Pelo menos 30 mil pessoas podem ter sido afetadas só no Estado de São Paulo, que concentra a maior parte da epidemia.
Grangeiro diz que os laboratórios nacionais, produtores de oito das 15 drogas do coquetel anti-Aids, padeciam de falta de planejamento e no ano passado tiveram uma política de reestruturação interrompida porque o governo Lula decidiu trocar o comando da Secretaria de Ciência e Tecnologia e Insumos Estratégicos para atender a parlamentares do PP (Partido Progressista), partido do hoje presidente da Câmara Severino Cavalcanti.

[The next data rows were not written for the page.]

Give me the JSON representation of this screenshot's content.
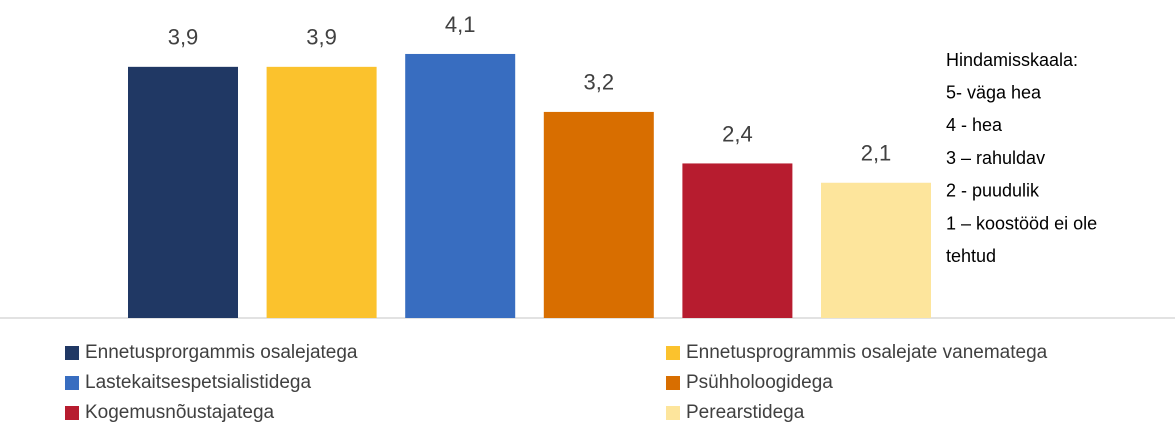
{
  "chart_data": {
    "type": "bar",
    "categories": [
      null
    ],
    "series": [
      {
        "name": "Ennetusprorgammis osalejatega",
        "color": "#203864",
        "values": [
          3.9
        ],
        "value_labels": [
          "3,9"
        ]
      },
      {
        "name": "Ennetusprogrammis osalejate vanematega",
        "color": "#fbc22d",
        "values": [
          3.9
        ],
        "value_labels": [
          "3,9"
        ]
      },
      {
        "name": "Lastekaitsespetsialistidega",
        "color": "#386dc0",
        "values": [
          4.1
        ],
        "value_labels": [
          "4,1"
        ]
      },
      {
        "name": "Psühholoogidega",
        "color": "#d86e00",
        "values": [
          3.2
        ],
        "value_labels": [
          "3,2"
        ]
      },
      {
        "name": "Kogemusnõustajatega",
        "color": "#b71c2f",
        "values": [
          2.4
        ],
        "value_labels": [
          "2,4"
        ]
      },
      {
        "name": "Perearstidega",
        "color": "#fde59c",
        "values": [
          2.1
        ],
        "value_labels": [
          "2,1"
        ]
      }
    ],
    "ylim": [
      0,
      5
    ],
    "annotation": [
      "Hindamisskaala:",
      "5- väga hea",
      "4 - hea",
      "3 – rahuldav",
      "2 - puudulik",
      "1 – koostööd ei ole",
      "tehtud"
    ]
  }
}
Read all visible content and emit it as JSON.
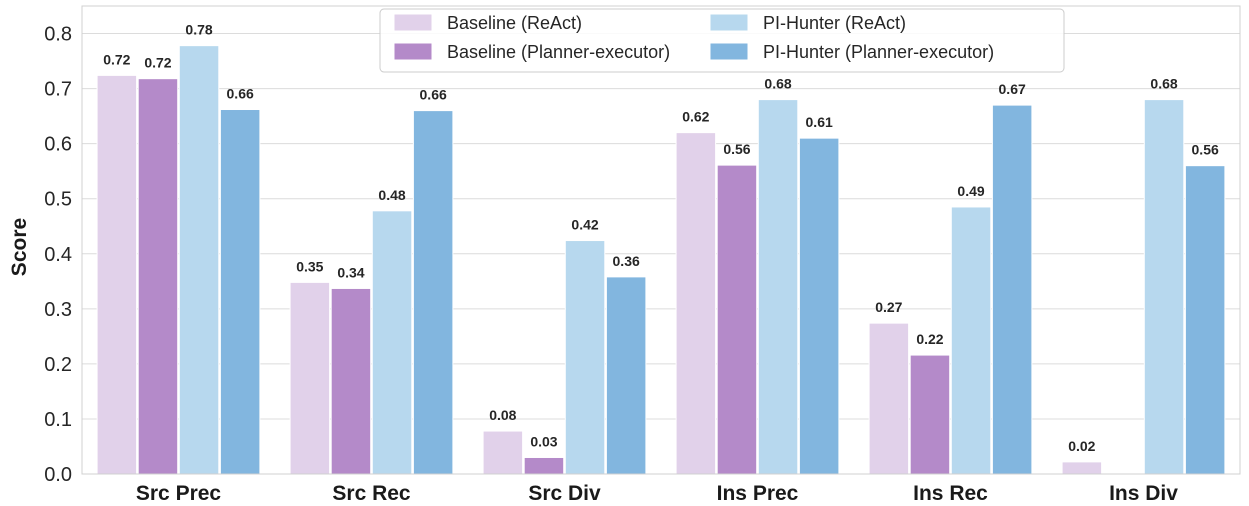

Entrou Luiz Carlos Bueno de Lima, que já trabalhava no ministério e é ligado ao PP, no lugar de José Alberto Hermógenes, conhecido sanitarista. Ambos não foram encontrados ontem pela Folha.
Segundo Grangeiro, que deixou o ministério em agosto e hoje é consultor da Organização Mundial da Saúde em Genebra, também o número pequeno de fornecedores dos sais básicos das drogas explica o problema da falta.
"Nós fizemos reuniões com os laboratórios para cobrar programações atrasadas, alertar sobre falta de medicamentos. Agora, tinha melhorado com a estruturação que o Hermógenes produzia. Quando ele saiu, voltou a mesma fragilidade", afirmou Grangeiro. "Foi uma ruptura que ninguém esperava, criou muita surpresa, pois é uma área estratégica."
Segundo a Folha apurou, a indicação de Lima teria desagradado ao ministro da Saúde, Humberto Costa, que nomeou um assessor cujo trabalho se sobrepõe ao do secretário. A secretaria é responsável por organizar as compras de remédios, acompanhar os laboratórios, redirecionar pedidos se um deles não tem condições de produzir, entre outras funções.
"Os laboratórios são estatais, muitos acabam também atendendo a demandas locais. Se não houver acompanhamento, você não consegue."
Segundo Grangeiro, o consumo dos medicamentos que faltam, entre eles o AZT, vem diminuindo, em razão de drogas mais avançadas terem surgido, e alguns laboratórios até mesmo trabalhavam com capacidade ociosa.
O secretário de Vigilância em Saúde do ministério, Jarbas Barbosa, disse ontem não saber a razão da falta de estoques de remédios em laboratórios oficiais. A falta de AZT, segundo a pasta, deve-se a problemas na matéria-prima do laboratório indiano Hemo, afirmou, reprovada ao chegar.
Ele também não soube dizer se o fornecedor Hemo seria punido. Afirmou que isso era decisão dos laboratórios estatais -Furp (SP), Farmanguinhos (RJ), Iquego (GO) e Lafepe (PE).
A Furp negou ter recebido encomenda do ministério. Lafepe e Farmanguinhos não se manifestaram. A reportagem não conseguiu ouvir o Iquego.
Com a importação de remédios da Argentina pela União, o fornecimento de AZT deverá estar regularizado até amanhã em SP.